If there is no API available to get info off of a web system – what do you do? You buy a scraping tool or … when that does not work because it can’t get past security or because it is a living website – you MAKE YOUR OWN. A young programmer asked me how to do this. Here is some advise on how-to and what not-to (do). This system that gave me most of my experience successfully scrapes gigabytes of info each night between initiating from a windows machine and uses another host on linux to do the scraping. The system babysits itself with 2 points of reference so when one machine is down – you are informed of it via email.
Idea 1- cURL (discussion follows)
Idea 2- learn how to automate internet explorer (for Windows) or Applescript (for Mac)

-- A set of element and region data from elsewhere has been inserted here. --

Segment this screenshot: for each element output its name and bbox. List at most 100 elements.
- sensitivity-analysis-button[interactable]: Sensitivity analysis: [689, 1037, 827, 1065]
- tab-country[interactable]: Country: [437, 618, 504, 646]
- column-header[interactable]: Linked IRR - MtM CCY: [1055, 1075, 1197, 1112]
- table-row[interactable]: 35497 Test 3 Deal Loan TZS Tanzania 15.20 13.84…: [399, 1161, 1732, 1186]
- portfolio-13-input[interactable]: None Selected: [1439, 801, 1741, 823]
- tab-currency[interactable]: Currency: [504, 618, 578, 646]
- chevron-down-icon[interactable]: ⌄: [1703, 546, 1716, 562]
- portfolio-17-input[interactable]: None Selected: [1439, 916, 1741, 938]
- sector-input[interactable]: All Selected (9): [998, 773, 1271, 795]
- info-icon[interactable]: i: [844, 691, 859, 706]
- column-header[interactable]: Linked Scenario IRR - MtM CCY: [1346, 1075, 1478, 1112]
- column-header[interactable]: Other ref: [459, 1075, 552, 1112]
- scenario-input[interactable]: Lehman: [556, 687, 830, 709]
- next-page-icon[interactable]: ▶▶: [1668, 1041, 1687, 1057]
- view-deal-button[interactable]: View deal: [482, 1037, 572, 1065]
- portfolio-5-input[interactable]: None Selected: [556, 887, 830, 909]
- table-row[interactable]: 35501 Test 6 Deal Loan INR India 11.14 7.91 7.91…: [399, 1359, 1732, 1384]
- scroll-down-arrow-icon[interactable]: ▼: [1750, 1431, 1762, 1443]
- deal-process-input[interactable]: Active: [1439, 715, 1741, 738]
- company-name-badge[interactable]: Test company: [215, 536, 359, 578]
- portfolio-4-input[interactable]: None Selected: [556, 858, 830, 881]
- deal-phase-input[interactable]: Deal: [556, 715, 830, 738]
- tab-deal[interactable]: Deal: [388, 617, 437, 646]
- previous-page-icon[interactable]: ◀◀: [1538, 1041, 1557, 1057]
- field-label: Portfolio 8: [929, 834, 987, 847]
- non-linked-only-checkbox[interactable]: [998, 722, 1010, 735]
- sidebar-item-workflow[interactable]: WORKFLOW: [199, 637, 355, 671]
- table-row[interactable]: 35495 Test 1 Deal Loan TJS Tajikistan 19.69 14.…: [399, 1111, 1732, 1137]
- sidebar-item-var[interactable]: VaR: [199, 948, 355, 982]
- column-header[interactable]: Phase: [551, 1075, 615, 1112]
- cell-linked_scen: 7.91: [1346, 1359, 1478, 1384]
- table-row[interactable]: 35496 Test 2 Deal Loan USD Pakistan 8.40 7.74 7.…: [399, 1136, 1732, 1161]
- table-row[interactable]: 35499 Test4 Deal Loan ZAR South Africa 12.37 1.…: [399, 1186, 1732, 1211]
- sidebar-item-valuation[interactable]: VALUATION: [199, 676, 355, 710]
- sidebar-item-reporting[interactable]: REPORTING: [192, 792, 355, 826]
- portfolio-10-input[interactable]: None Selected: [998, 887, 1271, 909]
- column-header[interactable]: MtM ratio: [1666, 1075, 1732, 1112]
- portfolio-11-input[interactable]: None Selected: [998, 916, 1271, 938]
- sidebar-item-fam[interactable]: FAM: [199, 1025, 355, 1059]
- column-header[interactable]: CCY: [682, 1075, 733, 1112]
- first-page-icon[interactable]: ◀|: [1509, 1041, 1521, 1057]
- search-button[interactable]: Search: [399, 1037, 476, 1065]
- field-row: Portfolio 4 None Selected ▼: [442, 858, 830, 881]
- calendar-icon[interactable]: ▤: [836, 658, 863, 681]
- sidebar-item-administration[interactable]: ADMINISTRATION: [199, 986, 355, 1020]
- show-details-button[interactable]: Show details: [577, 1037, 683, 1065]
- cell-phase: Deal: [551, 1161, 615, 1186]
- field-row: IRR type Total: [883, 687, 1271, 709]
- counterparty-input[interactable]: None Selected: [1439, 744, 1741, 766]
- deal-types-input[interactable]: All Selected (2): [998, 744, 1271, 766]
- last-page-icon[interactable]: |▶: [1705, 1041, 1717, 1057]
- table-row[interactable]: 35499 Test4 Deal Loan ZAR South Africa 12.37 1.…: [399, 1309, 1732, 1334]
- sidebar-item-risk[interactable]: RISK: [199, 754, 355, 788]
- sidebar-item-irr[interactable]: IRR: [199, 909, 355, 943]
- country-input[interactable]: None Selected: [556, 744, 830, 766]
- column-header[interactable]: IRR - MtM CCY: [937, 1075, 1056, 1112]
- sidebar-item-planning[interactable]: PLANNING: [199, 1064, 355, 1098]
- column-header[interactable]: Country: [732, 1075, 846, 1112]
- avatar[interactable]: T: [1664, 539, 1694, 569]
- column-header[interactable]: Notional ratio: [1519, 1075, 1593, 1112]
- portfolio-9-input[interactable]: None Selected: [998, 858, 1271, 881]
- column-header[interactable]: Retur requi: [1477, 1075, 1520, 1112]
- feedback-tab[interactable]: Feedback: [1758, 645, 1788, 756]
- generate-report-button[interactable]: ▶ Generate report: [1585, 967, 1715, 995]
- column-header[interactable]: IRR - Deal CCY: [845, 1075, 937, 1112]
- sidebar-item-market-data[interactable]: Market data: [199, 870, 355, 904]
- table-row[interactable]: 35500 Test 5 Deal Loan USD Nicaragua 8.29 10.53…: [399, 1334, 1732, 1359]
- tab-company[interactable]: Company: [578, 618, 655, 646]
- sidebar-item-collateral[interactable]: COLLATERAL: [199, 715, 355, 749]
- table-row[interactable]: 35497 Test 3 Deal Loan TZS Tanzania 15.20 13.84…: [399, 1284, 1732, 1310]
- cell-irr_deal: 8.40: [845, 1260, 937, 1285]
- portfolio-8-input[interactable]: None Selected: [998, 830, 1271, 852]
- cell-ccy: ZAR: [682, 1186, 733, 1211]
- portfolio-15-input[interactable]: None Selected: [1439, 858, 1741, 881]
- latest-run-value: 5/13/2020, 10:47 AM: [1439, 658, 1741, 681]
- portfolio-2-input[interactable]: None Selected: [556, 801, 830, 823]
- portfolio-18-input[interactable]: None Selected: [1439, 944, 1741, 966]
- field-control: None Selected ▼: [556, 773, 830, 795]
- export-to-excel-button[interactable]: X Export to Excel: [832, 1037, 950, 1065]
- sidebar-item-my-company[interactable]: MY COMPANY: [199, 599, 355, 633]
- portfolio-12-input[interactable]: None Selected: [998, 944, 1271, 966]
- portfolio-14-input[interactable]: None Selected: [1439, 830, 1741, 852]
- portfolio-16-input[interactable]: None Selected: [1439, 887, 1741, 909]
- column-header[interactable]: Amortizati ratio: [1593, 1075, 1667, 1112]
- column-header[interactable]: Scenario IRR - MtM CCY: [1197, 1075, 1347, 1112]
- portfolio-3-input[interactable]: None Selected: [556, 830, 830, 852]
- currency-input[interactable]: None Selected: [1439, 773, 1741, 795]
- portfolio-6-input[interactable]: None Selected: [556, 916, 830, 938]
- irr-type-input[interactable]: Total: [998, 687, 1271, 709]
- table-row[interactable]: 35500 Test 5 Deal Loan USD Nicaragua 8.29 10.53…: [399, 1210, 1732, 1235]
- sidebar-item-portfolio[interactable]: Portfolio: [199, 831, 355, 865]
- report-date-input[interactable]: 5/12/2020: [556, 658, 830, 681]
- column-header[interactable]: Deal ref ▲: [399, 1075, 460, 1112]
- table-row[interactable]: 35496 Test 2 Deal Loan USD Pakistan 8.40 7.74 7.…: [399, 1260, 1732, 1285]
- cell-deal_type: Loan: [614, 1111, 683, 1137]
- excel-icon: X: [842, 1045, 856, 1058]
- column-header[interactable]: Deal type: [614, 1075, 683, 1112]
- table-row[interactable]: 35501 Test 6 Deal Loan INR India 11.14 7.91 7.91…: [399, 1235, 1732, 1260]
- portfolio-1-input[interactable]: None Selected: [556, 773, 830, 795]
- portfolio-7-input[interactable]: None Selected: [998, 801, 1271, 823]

cURL is your best friend. It can access web pages with all sorts of security – it is free to use and integrated everywhere it seems. However don’t irritate facbook or kijiji or they will shut your account down. Now I am not myself on facebook because they think I am not really who I say I am – so I made another account and a fake name – I can’t even have a relationship on facebook with my spouse – do they have a ‘divorce app’ on facebook so I can re-marry her from one account to another? They are ok with that. DO NOT SCRAPE CERTAIN SITES – read the fine print.
Back to cURL … it is the root of the engine. Here are some tips when you go to make one
- there are a million options and they all interact – read, re-read and re-re-read the instruction pages
- there are lots of programming engines that make api’s. I have used cURL in php, unix command line, perl and windows environments.
- Google is your friend
- don’t give up – it can be done
- save your files to local web files
- protect these directories if sensitive info is there.
- delete temporary files
Careful – expect things to change on the website you are changing so …
- build in cost and expectation for your customers to pay a maintenance agreement. This money should not be considered profit – this is what you will be doing next year when the website is upgraded.
- use generic names
- program in blocks – DOCUMENT YOUR CODE for yourself especially (more profit!)
Processing scraped web pages.
- HTML5 – AHHHHH! HTML5 is not XML – so if you use an XML parser and someone changes it to HTML5 – but … not really since it has lots of XHTML 4 in it . . . did I mention to give your customers the expectation of a yearly fee for this tool?
- this is late 2012-2013 when I had to wrestle with this – programming languages have not adopted standard HTML5 libraries yet. There is only one pre-alpha library for parsing HTML5.
- What happens if it is read and there are errors right at the borders of the info you just read?
- build in retry loops with a slightly bigger (randomly bigger) size and try again
- how about if the pages are not proper XML and weird things break the parser?
- simply use a search and replace tool – keep it general with arrays of things to search and replace before it gets parsed
- finding why XML breaks is a major pain. That is why I like XML because it is exact – play by the rules and all will work.
- XML Validators are your friend – but don’t trust one – it might have less stringent ones and fool you in thinking all is well – when another will give you a HINT (not the answer) to the area
- in your code – trap the error and spit out the data that is ‘offensive’ – look before and after it.
- Do not try to debug it using the whole file to find incorrect or invalid XML – you might need to recreate an XML header and paste most of the offensive bit out.
That is the only advise I have for now. It was a long while ago when I wrote it – it was supposed to be 30 hours – it was more like 100+ . Price carefully with lots of margin.